People look at a work of art that has impressed them and think 'I couldn't do that, therefore I'm not very good'. But the comparison is erroneous. I can't paint like Matisse. But that's because I'm not Matisse. My hand/eye coordination is wired differently. My life experiences are utterly different. I don't even live in the same century. I could try copying a Matisse but what's the point of that? Matisse has already done it and will always be the best at it. But, if you turn that around, it's a curious and revealing thing to consider that Matisse couldn't ever have done as good a Colgan as I can! What you, I, or anyone else create as art is as valid as any other art because of its uniqueness. There isn't some 'art race' that we're all entered into in life and we either win or lose. Yes, some artists do catch the zeitgeist and become immensely popular. That doesn't make them better. Many of the most famous artists in history were scorned in their lifetimes precisely because they were breaking new ground. Their art was unfathomable, misunderstood, even seen as dangerous. But it wasn't bad art. It was simply a variant from the prevailing fashions. Van Gogh painted over 2000 canvasses in his lifetime and was so unpopular he only ever sold two. That didn't invalidate his art.

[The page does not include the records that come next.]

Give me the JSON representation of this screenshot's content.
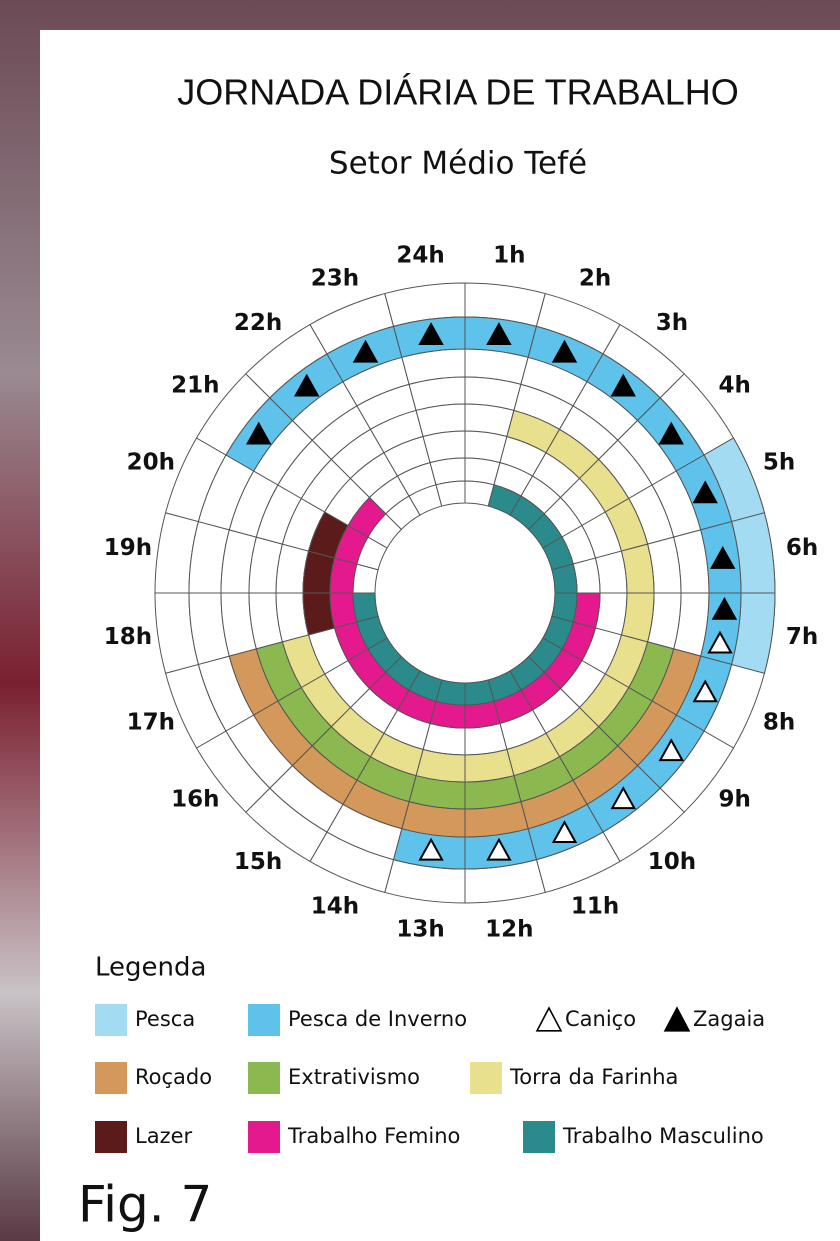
{
  "title": "JORNADA DIÁRIA DE TRABALHO",
  "subtitle": "Setor Médio Tefé",
  "hours": [
    "1h",
    "2h",
    "3h",
    "4h",
    "5h",
    "6h",
    "7h",
    "8h",
    "9h",
    "10h",
    "11h",
    "12h",
    "13h",
    "14h",
    "15h",
    "16h",
    "17h",
    "18h",
    "19h",
    "20h",
    "21h",
    "22h",
    "23h",
    "24h"
  ],
  "rings": [
    {
      "name": "Pesca",
      "color": "#a3dcf2",
      "hours": [
        5,
        6,
        7
      ]
    },
    {
      "name": "Pesca de Inverno",
      "color": "#5ec2ea",
      "hours": [
        21,
        22,
        23,
        24,
        1,
        2,
        3,
        4,
        5,
        6,
        7,
        8,
        9,
        10,
        11,
        12,
        13
      ]
    },
    {
      "name": "Roçado",
      "color": "#d4995a",
      "hours": [
        8,
        9,
        10,
        11,
        12,
        13,
        14,
        15,
        16,
        17
      ]
    },
    {
      "name": "Extrativismo",
      "color": "#8cb94f",
      "hours": [
        8,
        9,
        10,
        11,
        12,
        13,
        14,
        15,
        16,
        17
      ]
    },
    {
      "name": "Torra da Farinha",
      "color": "#e9e08e",
      "hours": [
        2,
        3,
        4,
        5,
        6,
        7,
        8,
        9,
        10,
        11,
        12,
        13,
        14,
        15,
        16,
        17
      ]
    },
    {
      "name": "Lazer",
      "color": "#5b1b1b",
      "hours": [
        18,
        19,
        20
      ]
    },
    {
      "name": "Trabalho Femino",
      "color": "#e5198e",
      "hours": [
        7,
        8,
        9,
        10,
        11,
        12,
        13,
        14,
        15,
        16,
        17,
        18,
        19,
        20,
        21
      ]
    },
    {
      "name": "Trabalho Masculino",
      "color": "#2b8b8c",
      "hours": [
        2,
        3,
        4,
        5,
        6,
        7,
        8,
        9,
        10,
        11,
        12,
        13,
        14,
        15,
        16,
        17,
        18
      ]
    }
  ],
  "markers": [
    {
      "name": "Caniço",
      "filled": false,
      "hours": [
        7,
        8,
        9,
        10,
        11,
        12,
        13
      ]
    },
    {
      "name": "Zagaia",
      "filled": true,
      "hours": [
        21,
        22,
        23,
        24,
        1,
        2,
        3,
        4,
        5,
        6,
        7
      ]
    }
  ],
  "legend_title": "Legenda",
  "caption": "Fig. 7"
}
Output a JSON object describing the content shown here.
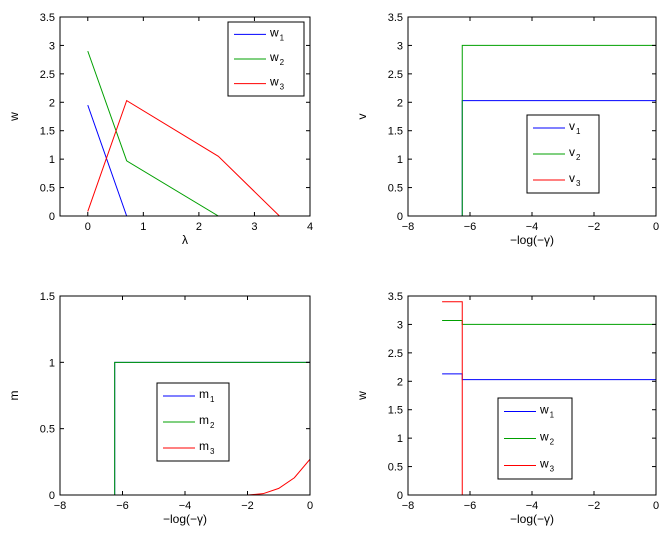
{
  "chart_data": [
    {
      "type": "line",
      "xlabel": "λ",
      "ylabel": "w",
      "xlim": [
        -0.5,
        4
      ],
      "ylim": [
        0,
        3.5
      ],
      "xticks": [
        0,
        1,
        2,
        3,
        4
      ],
      "xtick_labels": [
        "0",
        "1",
        "2",
        "3",
        "4"
      ],
      "yticks": [
        0,
        0.5,
        1,
        1.5,
        2,
        2.5,
        3,
        3.5
      ],
      "ytick_labels": [
        "0",
        "0.5",
        "1",
        "1.5",
        "2",
        "2.5",
        "3",
        "3.5"
      ],
      "legend_position": "top-right",
      "series": [
        {
          "name": "w",
          "subscript": "1",
          "color": "#0000ff",
          "x": [
            0,
            0.7,
            4
          ],
          "y": [
            1.95,
            0,
            0
          ]
        },
        {
          "name": "w",
          "subscript": "2",
          "color": "#00a000",
          "x": [
            0,
            0.7,
            2.35,
            4
          ],
          "y": [
            2.9,
            0.97,
            0,
            0
          ]
        },
        {
          "name": "w",
          "subscript": "3",
          "color": "#ff0000",
          "x": [
            0,
            0.7,
            2.35,
            3.45,
            4
          ],
          "y": [
            0.08,
            2.03,
            1.05,
            0,
            0
          ]
        }
      ]
    },
    {
      "type": "line",
      "xlabel": "−log(−γ)",
      "ylabel": "v",
      "xlim": [
        -8,
        0
      ],
      "ylim": [
        0,
        3.5
      ],
      "xticks": [
        -8,
        -6,
        -4,
        -2,
        0
      ],
      "xtick_labels": [
        "−8",
        "−6",
        "−4",
        "−2",
        "0"
      ],
      "yticks": [
        0,
        0.5,
        1,
        1.5,
        2,
        2.5,
        3,
        3.5
      ],
      "ytick_labels": [
        "0",
        "0.5",
        "1",
        "1.5",
        "2",
        "2.5",
        "3",
        "3.5"
      ],
      "legend_position": "center",
      "series": [
        {
          "name": "v",
          "subscript": "1",
          "color": "#0000ff",
          "x": [
            -6.9,
            -6.25,
            -6.25,
            0
          ],
          "y": [
            0,
            0,
            2.03,
            2.03
          ]
        },
        {
          "name": "v",
          "subscript": "2",
          "color": "#00a000",
          "x": [
            -6.9,
            -6.25,
            -6.25,
            0
          ],
          "y": [
            0,
            0,
            3.0,
            3.0
          ]
        },
        {
          "name": "v",
          "subscript": "3",
          "color": "#ff0000",
          "x": [
            -6.9,
            0
          ],
          "y": [
            0,
            0
          ]
        }
      ]
    },
    {
      "type": "line",
      "xlabel": "−log(−γ)",
      "ylabel": "m",
      "xlim": [
        -8,
        0
      ],
      "ylim": [
        0,
        1.5
      ],
      "xticks": [
        -8,
        -6,
        -4,
        -2,
        0
      ],
      "xtick_labels": [
        "−8",
        "−6",
        "−4",
        "−2",
        "0"
      ],
      "yticks": [
        0,
        0.5,
        1,
        1.5
      ],
      "ytick_labels": [
        "0",
        "0.5",
        "1",
        "1.5"
      ],
      "legend_position": "center",
      "series": [
        {
          "name": "m",
          "subscript": "1",
          "color": "#0000ff",
          "x": [
            -6.9,
            -6.25,
            -6.25,
            0
          ],
          "y": [
            0,
            0,
            1.0,
            1.0
          ]
        },
        {
          "name": "m",
          "subscript": "2",
          "color": "#00a000",
          "x": [
            -6.9,
            -6.25,
            -6.25,
            0
          ],
          "y": [
            0,
            0,
            1.0,
            1.0
          ]
        },
        {
          "name": "m",
          "subscript": "3",
          "color": "#ff0000",
          "x": [
            -6.9,
            -2.0,
            -1.5,
            -1.0,
            -0.5,
            0
          ],
          "y": [
            0,
            0,
            0.01,
            0.05,
            0.13,
            0.27
          ]
        }
      ]
    },
    {
      "type": "line",
      "xlabel": "−log(−γ)",
      "ylabel": "w",
      "xlim": [
        -8,
        0
      ],
      "ylim": [
        0,
        3.5
      ],
      "xticks": [
        -8,
        -6,
        -4,
        -2,
        0
      ],
      "xtick_labels": [
        "−8",
        "−6",
        "−4",
        "−2",
        "0"
      ],
      "yticks": [
        0,
        0.5,
        1,
        1.5,
        2,
        2.5,
        3,
        3.5
      ],
      "ytick_labels": [
        "0",
        "0.5",
        "1",
        "1.5",
        "2",
        "2.5",
        "3",
        "3.5"
      ],
      "legend_position": "center",
      "series": [
        {
          "name": "w",
          "subscript": "1",
          "color": "#0000ff",
          "x": [
            -6.9,
            -6.25,
            -6.25,
            0
          ],
          "y": [
            2.13,
            2.13,
            2.03,
            2.03
          ]
        },
        {
          "name": "w",
          "subscript": "2",
          "color": "#00a000",
          "x": [
            -6.9,
            -6.25,
            -6.25,
            0
          ],
          "y": [
            3.07,
            3.07,
            3.0,
            3.0
          ]
        },
        {
          "name": "w",
          "subscript": "3",
          "color": "#ff0000",
          "x": [
            -6.9,
            -6.25,
            -6.25,
            0
          ],
          "y": [
            3.4,
            3.4,
            0,
            0
          ]
        }
      ]
    }
  ]
}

There are no art races or tournaments. There are no teams or league tables. The only valid measure of ‘better’ in art is your own satisfaction with what you’ve done. Learn to love what you create and stop comparing what you do with other artists. There is no good art. There is no bad art. There is only art. If you really want to be an artist, then be one. And enjoy it!

The only thing stopping you is you.

And if, through this blog, I can help you I will.